Mrs Poltensky had forgotten the question. MacGregor repeated it. Mrs Poltensky scratched her chin.
‘Wednesday afternoon?’ she said to herself. ‘Now what is it he’s supposed to be doing Wednesday afternoons? I’ve given up trying to keep track of him,’ she told MacGregor. ‘He gets a new enthusiasm like other people get the colic, and it’s none of my business anyhow what he does with his spare time. Unless it’s like when he started breeding racing-pigeons and I had to do all the clearing up, and bury ’em when they kept dying off because he forgot to feed them. Now, let me think. There was playing with toy soldiers, but I think that was on a Friday and I’m sure he packed that in weeks ago. Then there was pistol-shooting but he did that out in the shed in the yard. Had it made sound-proof to stop the neighbours complaining. He had to do his own cleaning-up in there because I refused to set foot in the place and so did Mrs Tompkins. Anyhow, that particular hobby was at its height this time last year, so it’ll be dead and buried now. You don’t happen to know where he’d been, do you? That might jog my memory.’
MacGregor looked questioningly at Dover.
Dover gave a massive yawn. ‘Well,’ he said, ‘I remember he did say something about having been doing some shopping.’
‘Ah,’ said Mrs Poltensky, ‘that’d be Cumberley. Bearle closes Wednesdays, same as we do.’
‘That’s right,’ said Dover, ‘it was Cumberley. I remember him saying.’
‘But it couldn’t have been, sir,’ said MacGregor, sitting bolt upright and quivering like a gun dog. ‘If he’d come from Cumberley his car would have been pointing towards Bearle, wouldn’t it? But it wasn’t. It was pointing
towards Cumberley, which means he’d come from Bearle or from the direction of Bearle, at any rate. I drove Dr Hawnt home in it last night and I remember quite distinctly. I didn’t have to turn round or anything. The car was pointing up the hill towards Dr Hawnt’s house and towards Cumberley. Now that means . . .’
‘All right, laddie,’ said Dover sourly, ‘you’ve made your point. One of these days you’ll cut yourself, you’re so bloody sharp.’
‘Bearle?’ said Mrs Poltensky who’d been pursuing her own line of thought. ‘Well now, if it’s Bearle, it could be one of a couple of things : Judo or French lessons. No, I’m telling a lie! He gave up Judo when he banged his head that time, and anyhow, that was on Mondays. No, Wednesday afternoon in Bearle, he’ll have been to a French lesson.’
‘A French lesson?’ said Dover. ‘What the hell does he want a French lesson for?’
‘To learn French, of course,’ said Mrs Poltensky, who had more common sense in her little finger than Dover and MacGregor had in their combined bodies. ‘The Riviera, that’s what he was always dreaming about. He’s got a box full of them little coloured pamphlets telling you all about how wonderful it is. A villa on the Mediterranean, that’s what he’d set his sights on, when it wasn’t a luxury flat in Paris. “You don’t want to go all gooey-eyed abut a bunch of blooming foreigners,” I said. “I know what I’m talking about,” I told him, “after all, I married one.

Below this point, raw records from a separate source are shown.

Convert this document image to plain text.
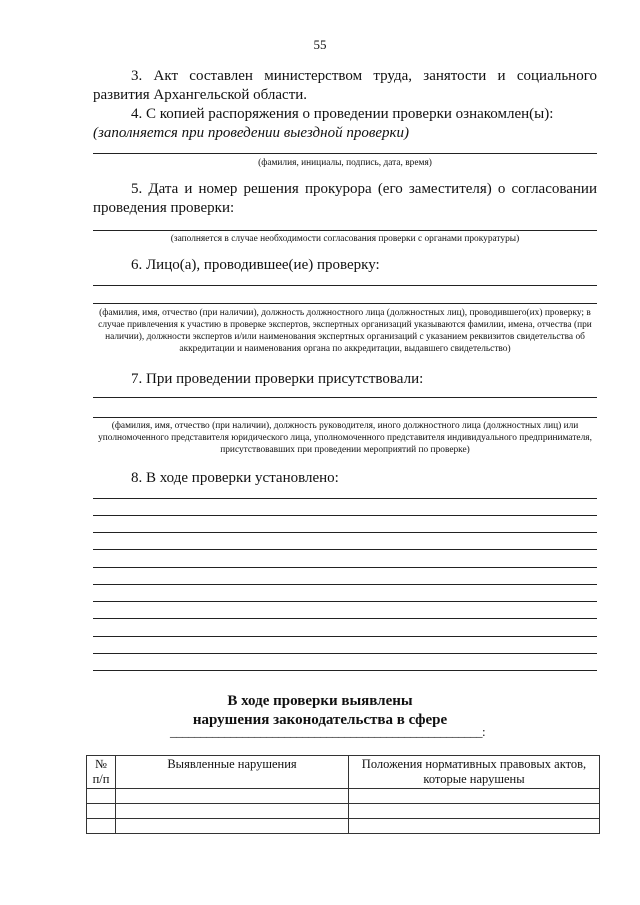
55
3. Акт составлен министерством труда, занятости и социального развития Архангельской области.
4. С копией распоряжения о проведении проверки ознакомлен(ы):
(заполняется при проведении выездной проверки)
(фамилия, инициалы, подпись, дата, время)
5. Дата и номер решения прокурора (его заместителя) о согласовании проведения проверки:
(заполняется в случае необходимости согласования проверки с органами прокуратуры)
6. Лицо(а), проводившее(ие) проверку:
(фамилия, имя, отчество (при наличии), должность должностного лица (должностных лиц), проводившего(их) проверку; в случае привлечения к участию в проверке экспертов, экспертных организаций указываются фамилии, имена, отчества (при наличии), должности экспертов и/или наименования экспертных организаций с указанием реквизитов свидетельства об аккредитации и наименования органа по аккредитации, выдавшего свидетельство)
7. При проведении проверки присутствовали:
(фамилия, имя, отчество (при наличии), должность руководителя, иного должностного лица (должностных лиц) или уполномоченного представителя юридического лица, уполномоченного представителя индивидуального предпринимателя, присутствовавших при проведении мероприятий по проверке)
8. В ходе проверки установлено:
В ходе проверки выявлены
нарушения законодательства в сфере
____________________________________________________:
№ п/п	Выявленные нарушения	Положения нормативных правовых актов, которые нарушены
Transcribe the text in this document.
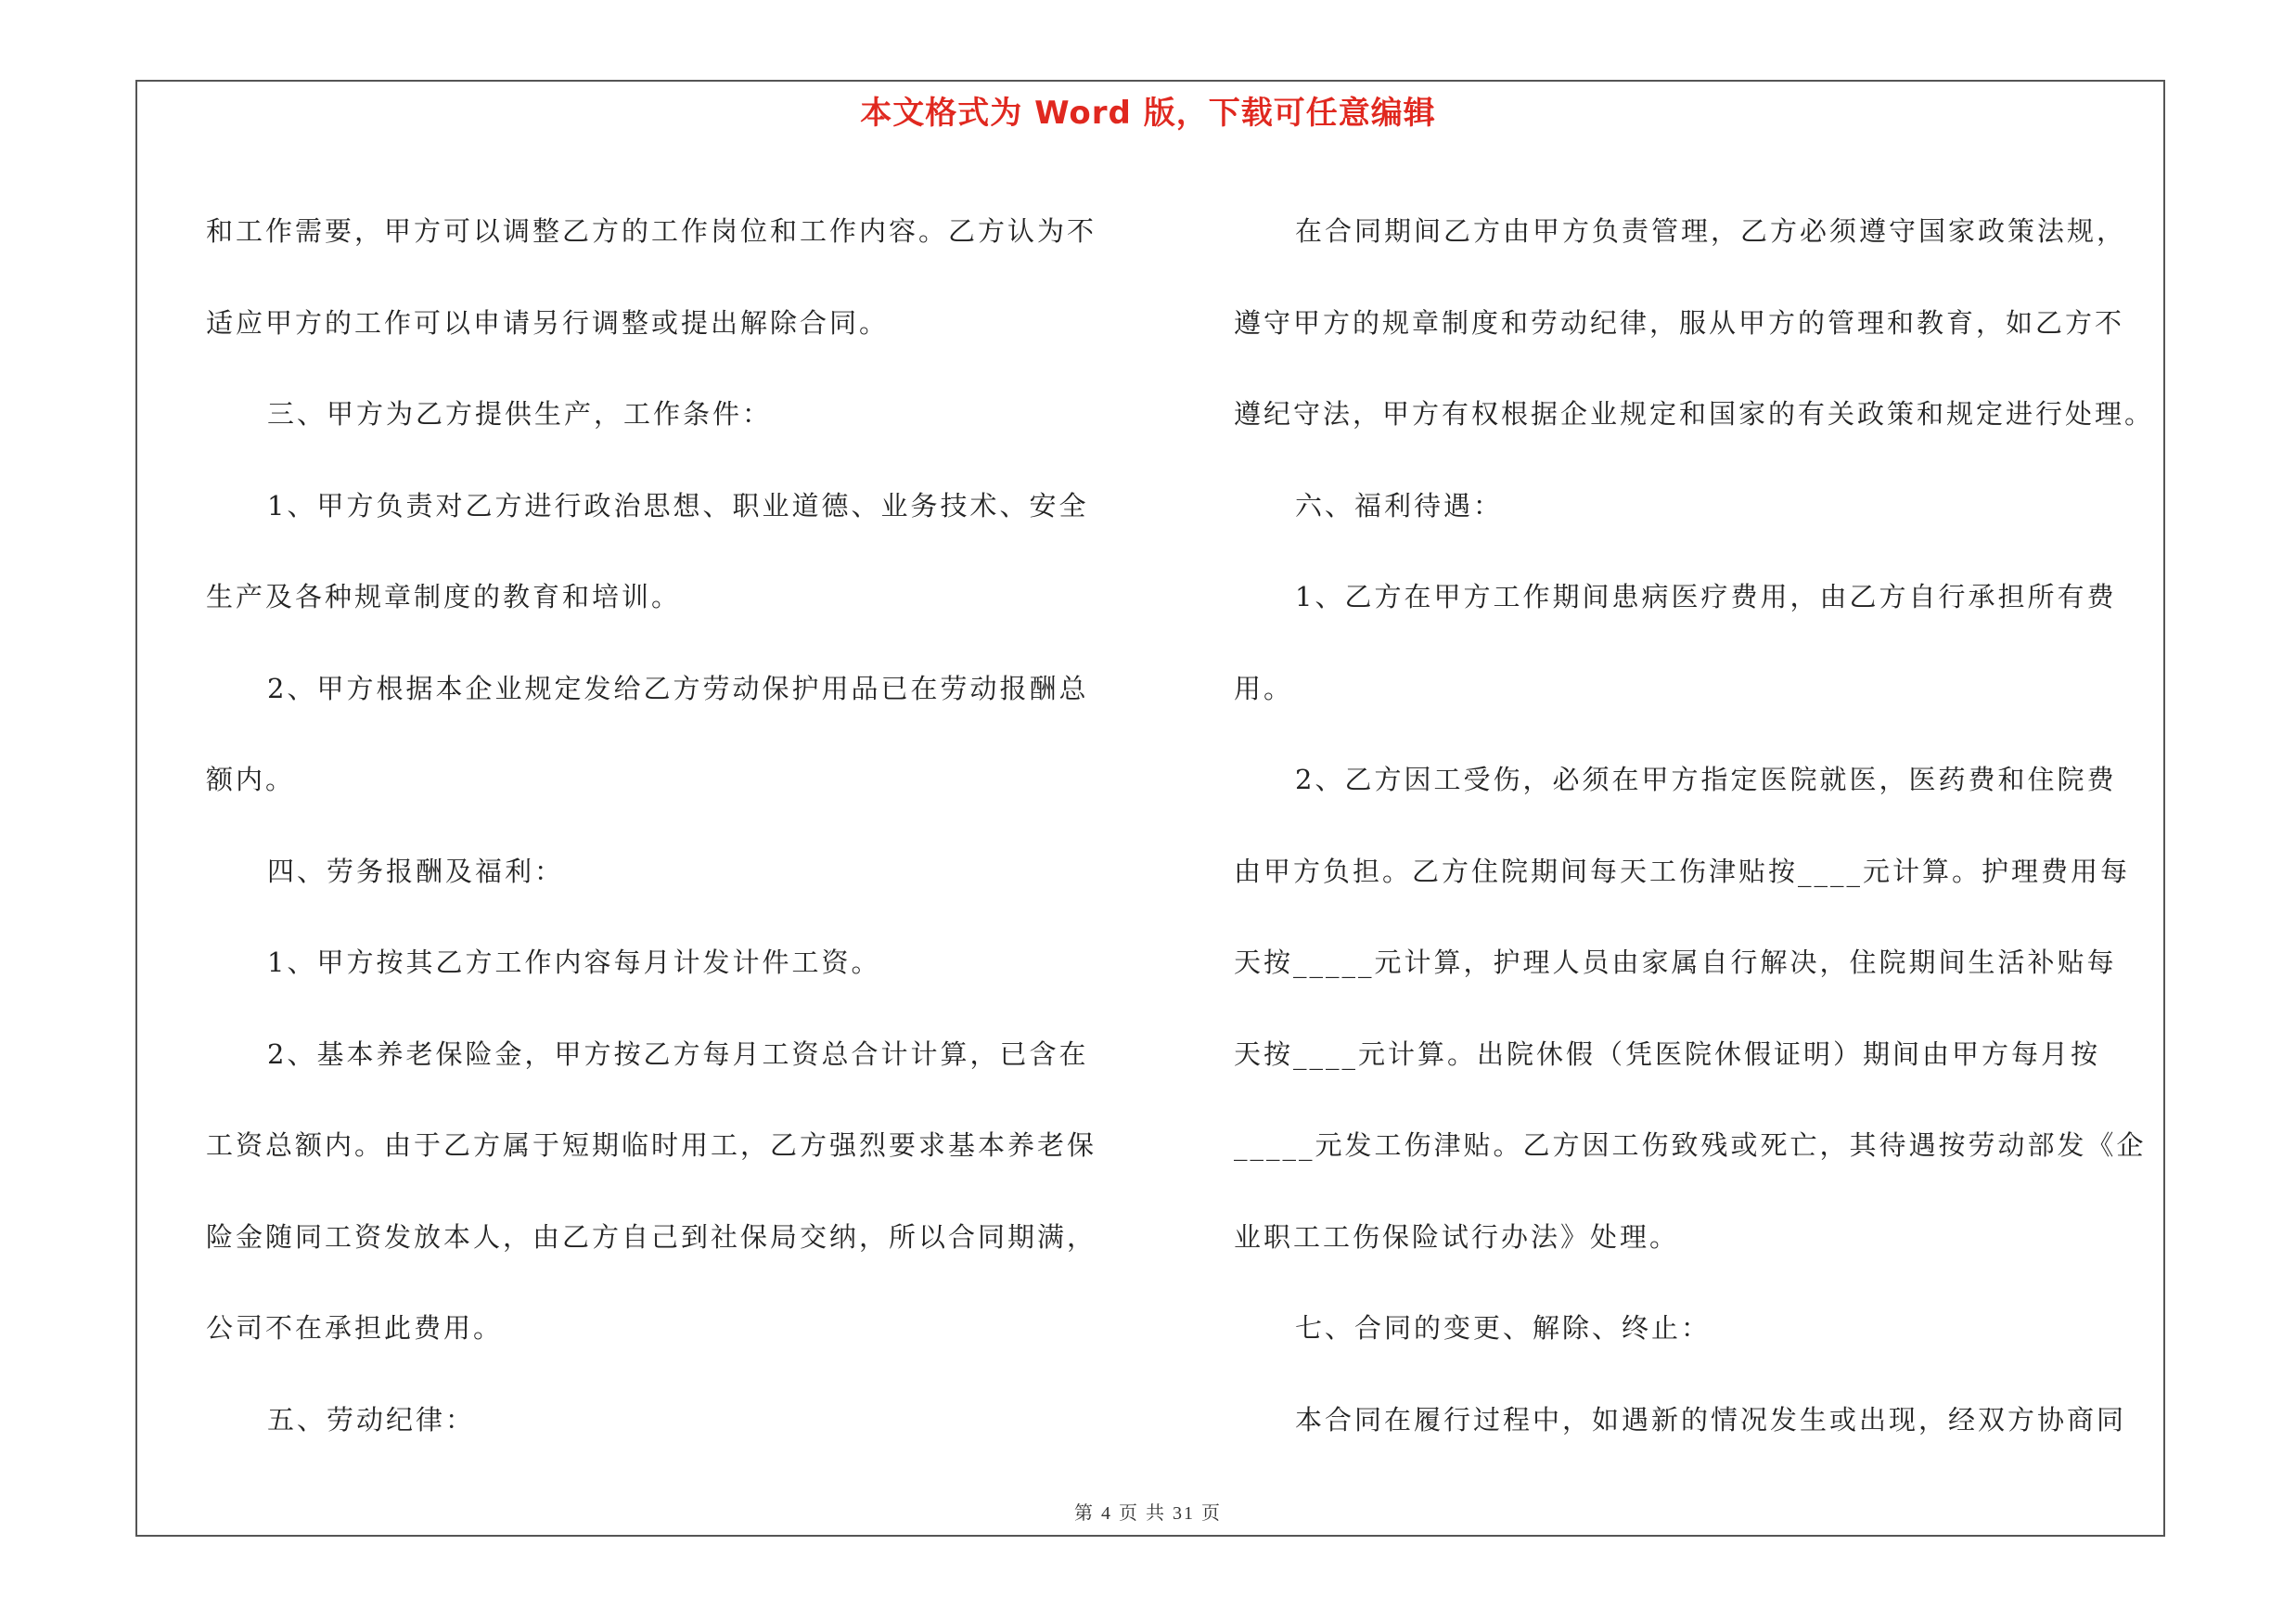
本文格式为 Word 版，下载可任意编辑
和工作需要，甲方可以调整乙方的工作岗位和工作内容。乙方认为不
适应甲方的工作可以申请另行调整或提出解除合同。
三、甲方为乙方提供生产，工作条件：
1、甲方负责对乙方进行政治思想、职业道德、业务技术、安全
生产及各种规章制度的教育和培训。
2、甲方根据本企业规定发给乙方劳动保护用品已在劳动报酬总
额内。
四、劳务报酬及福利：
1、甲方按其乙方工作内容每月计发计件工资。
2、基本养老保险金，甲方按乙方每月工资总合计计算，已含在
工资总额内。由于乙方属于短期临时用工，乙方强烈要求基本养老保
险金随同工资发放本人，由乙方自己到社保局交纳，所以合同期满，
公司不在承担此费用。
五、劳动纪律：
在合同期间乙方由甲方负责管理，乙方必须遵守国家政策法规，
遵守甲方的规章制度和劳动纪律，服从甲方的管理和教育，如乙方不
遵纪守法，甲方有权根据企业规定和国家的有关政策和规定进行处理。
六、福利待遇：
1、乙方在甲方工作期间患病医疗费用，由乙方自行承担所有费
用。
2、乙方因工受伤，必须在甲方指定医院就医，医药费和住院费
由甲方负担。乙方住院期间每天工伤津贴按____元计算。护理费用每
天按_____元计算，护理人员由家属自行解决，住院期间生活补贴每
天按____元计算。出院休假（凭医院休假证明）期间由甲方每月按
_____元发工伤津贴。乙方因工伤致残或死亡，其待遇按劳动部发《企
业职工工伤保险试行办法》处理。
七、合同的变更、解除、终止：
本合同在履行过程中，如遇新的情况发生或出现，经双方协商同
第 4 页 共 31 页
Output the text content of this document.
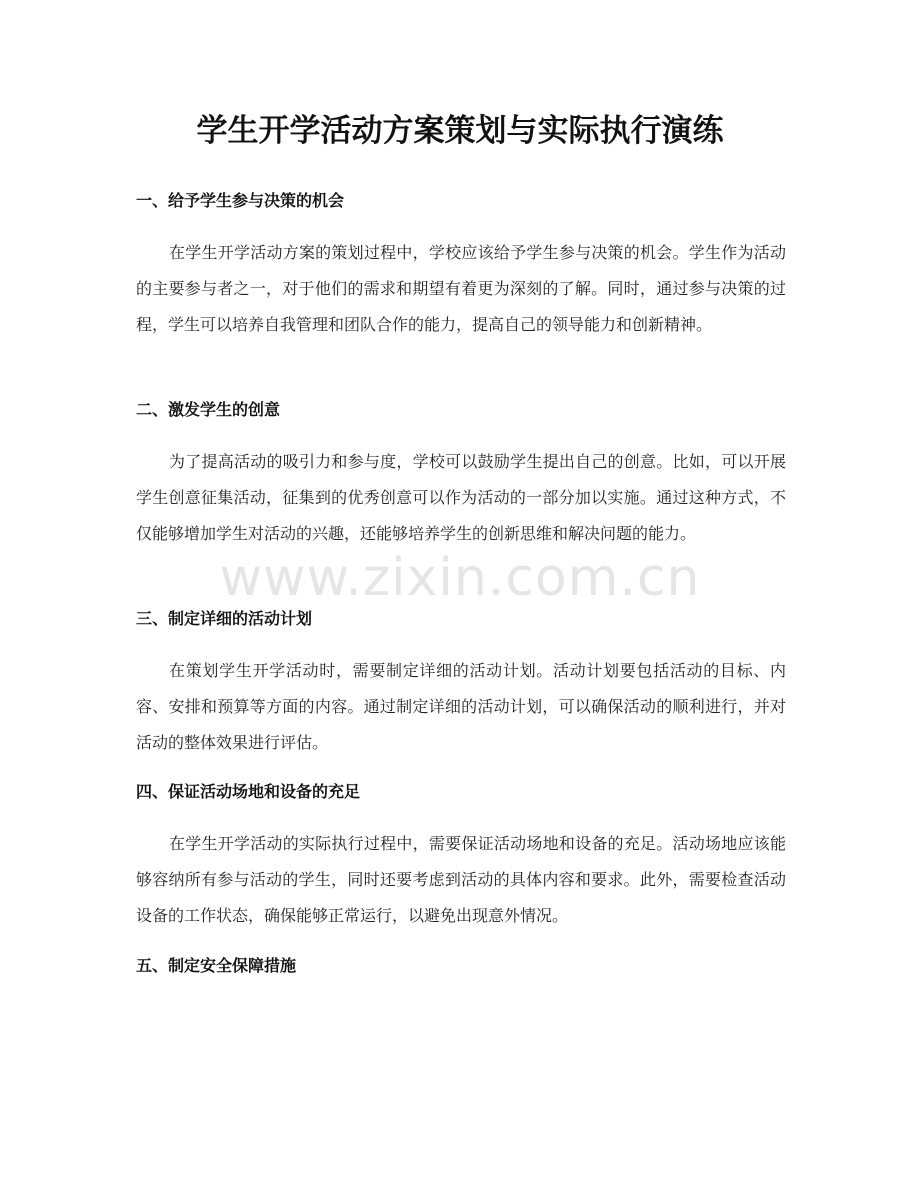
学生开学活动方案策划与实际执行演练
一、给予学生参与决策的机会

在学生开学活动方案的策划过程中，学校应该给予学生参与决策的机会。学生作为活动的主要参与者之一，对于他们的需求和期望有着更为深刻的了解。同时，通过参与决策的过程，学生可以培养自我管理和团队合作的能力，提高自己的领导能力和创新精神。

二、激发学生的创意

为了提高活动的吸引力和参与度，学校可以鼓励学生提出自己的创意。比如，可以开展学生创意征集活动，征集到的优秀创意可以作为活动的一部分加以实施。通过这种方式，不仅能够增加学生对活动的兴趣，还能够培养学生的创新思维和解决问题的能力。

三、制定详细的活动计划

在策划学生开学活动时，需要制定详细的活动计划。活动计划要包括活动的目标、内容、安排和预算等方面的内容。通过制定详细的活动计划，可以确保活动的顺利进行，并对活动的整体效果进行评估。

四、保证活动场地和设备的充足

在学生开学活动的实际执行过程中，需要保证活动场地和设备的充足。活动场地应该能够容纳所有参与活动的学生，同时还要考虑到活动的具体内容和要求。此外，需要检查活动设备的工作状态，确保能够正常运行，以避免出现意外情况。

五、制定安全保障措施
www.zixin.com.cn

You take my word for it, once you get past all that fancy way of talking they’re just the same as the rest of us underneath, only more so.”’
‘Do you know where he went to in Bearle?’ asked MacGregor, flourishing pencil and notebook.
‘No, I do not,’ said Mrs Poltensky with a plummy chuckle. ‘I’m not likely to start learning French at my age. Anyhow, I only ever heard him mention it casual like. I didn’t pay no more notice to it than all the rest of his fads and fancies.’